FlashMLA
FlashMLA: Efficient Multi-head Latent Attention Kernels
Highly optimized GPU attention kernels from DeepSeek that accelerate the most expensive part of running large language models, targeting NVIDIA H800 and B200 hardware specifically.
FlashMLA is a collection of highly optimized low-level computation routines released by DeepSeek, the company behind the DeepSeek-V3 series of AI models. These routines handle a specific operation called attention, which is one of the most computationally expensive parts of running or training large language models. The library is written to extract maximum performance from specific NVIDIA GPU hardware.
The library provides two broad categories of attention computation. Dense attention processes every token in a sequence, while sparse attention selectively processes only the most relevant tokens, reducing computation without sacrificing much accuracy. Both categories include variants optimized for the two main phases of AI model inference: the prefill phase, which processes the initial input prompt, and the decoding phase, which generates output tokens one at a time.
FlashMLA is intended for AI researchers and engineers who are running or building large language model inference systems, particularly those working with DeepSeek models. It is not a general-purpose library and requires specific high-end NVIDIA GPUs (the H800 or B200 class) along with recent versions of CUDA and PyTorch. The performance numbers cited in the documentation are measured in teraflops, a unit describing hundreds of trillions of calculations per second, which gives a sense of how specialized this code is.

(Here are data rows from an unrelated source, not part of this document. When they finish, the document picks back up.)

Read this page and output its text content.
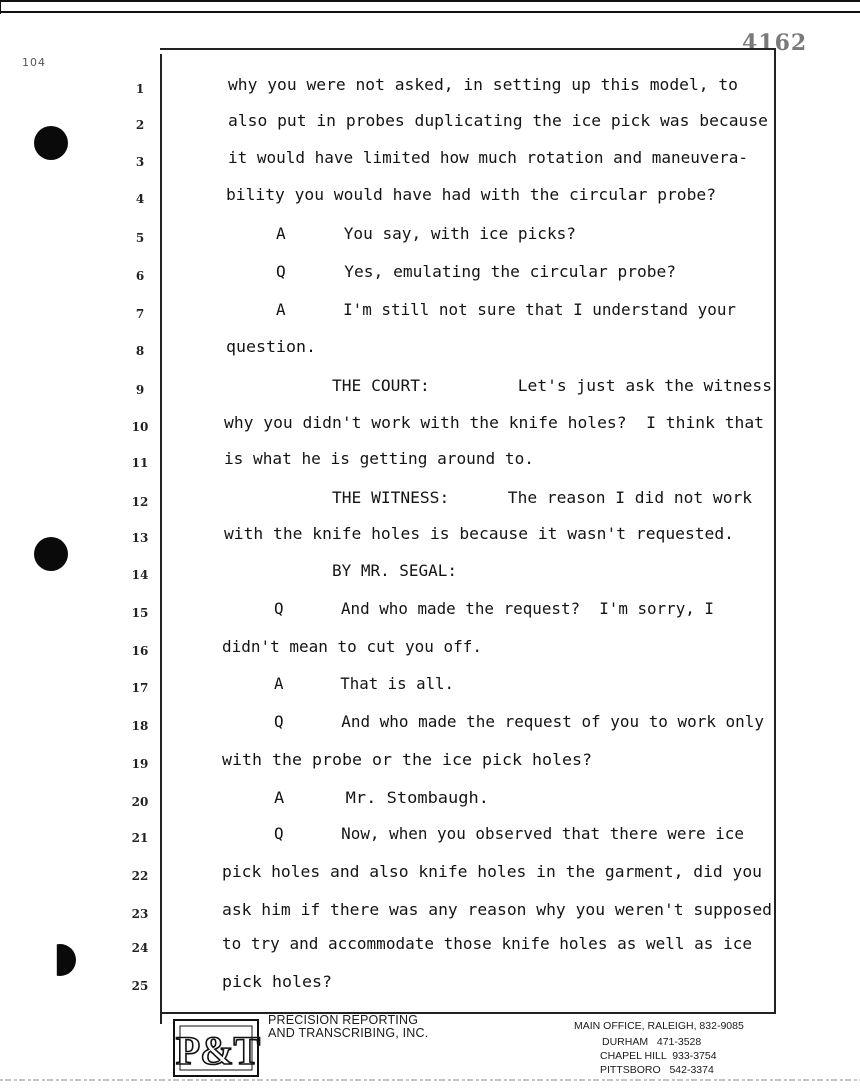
104
4162
1	why you were not asked, in setting up this model, to
2	also put in probes duplicating the ice pick was because
3	it would have limited how much rotation and maneuvera-
4	bility you would have had with the circular probe?
5	A      You say, with ice picks?
6	Q      Yes, emulating the circular probe?
7	A      I'm still not sure that I understand your
8	question.
9	THE COURT:         Let's just ask the witness
10	why you didn't work with the knife holes?  I think that
11	is what he is getting around to.
12	THE WITNESS:      The reason I did not work
13	with the knife holes is because it wasn't requested.
14	BY MR. SEGAL:
15	Q      And who made the request?  I'm sorry, I
16	didn't mean to cut you off.
17	A      That is all.
18	Q      And who made the request of you to work only
19	with the probe or the ice pick holes?
20	A      Mr. Stombaugh.
21	Q      Now, when you observed that there were ice
22	pick holes and also knife holes in the garment, did you
23	ask him if there was any reason why you weren't supposed
24	to try and accommodate those knife holes as well as ice
25	pick holes?
P&T
PRECISION REPORTING
AND TRANSCRIBING, INC.	MAIN OFFICE, RALEIGH, 832-9085
DURHAM 471-3528
CHAPEL HILL 933-3754
PITTSBORO 542-3374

Installation involves cloning the repository and running a standard Python package install command. Usage requires calling a small set of Python-facing functions that wrap the underlying GPU kernels. The full README is longer than what was shown.
Where it fits
- Speed up large language model inference by replacing standard attention with FlashMLA's hardware-optimized GPU kernels.
- Build a high-throughput DeepSeek-V3 inference pipeline using separate prefill and decode phase attention routines.
- Benchmark attention operation throughput in teraflops on H800 or B200 GPUs to compare against baseline implementations.
- Reduce per-token latency during the decode phase of LLM inference using sparse attention to skip less relevant tokens.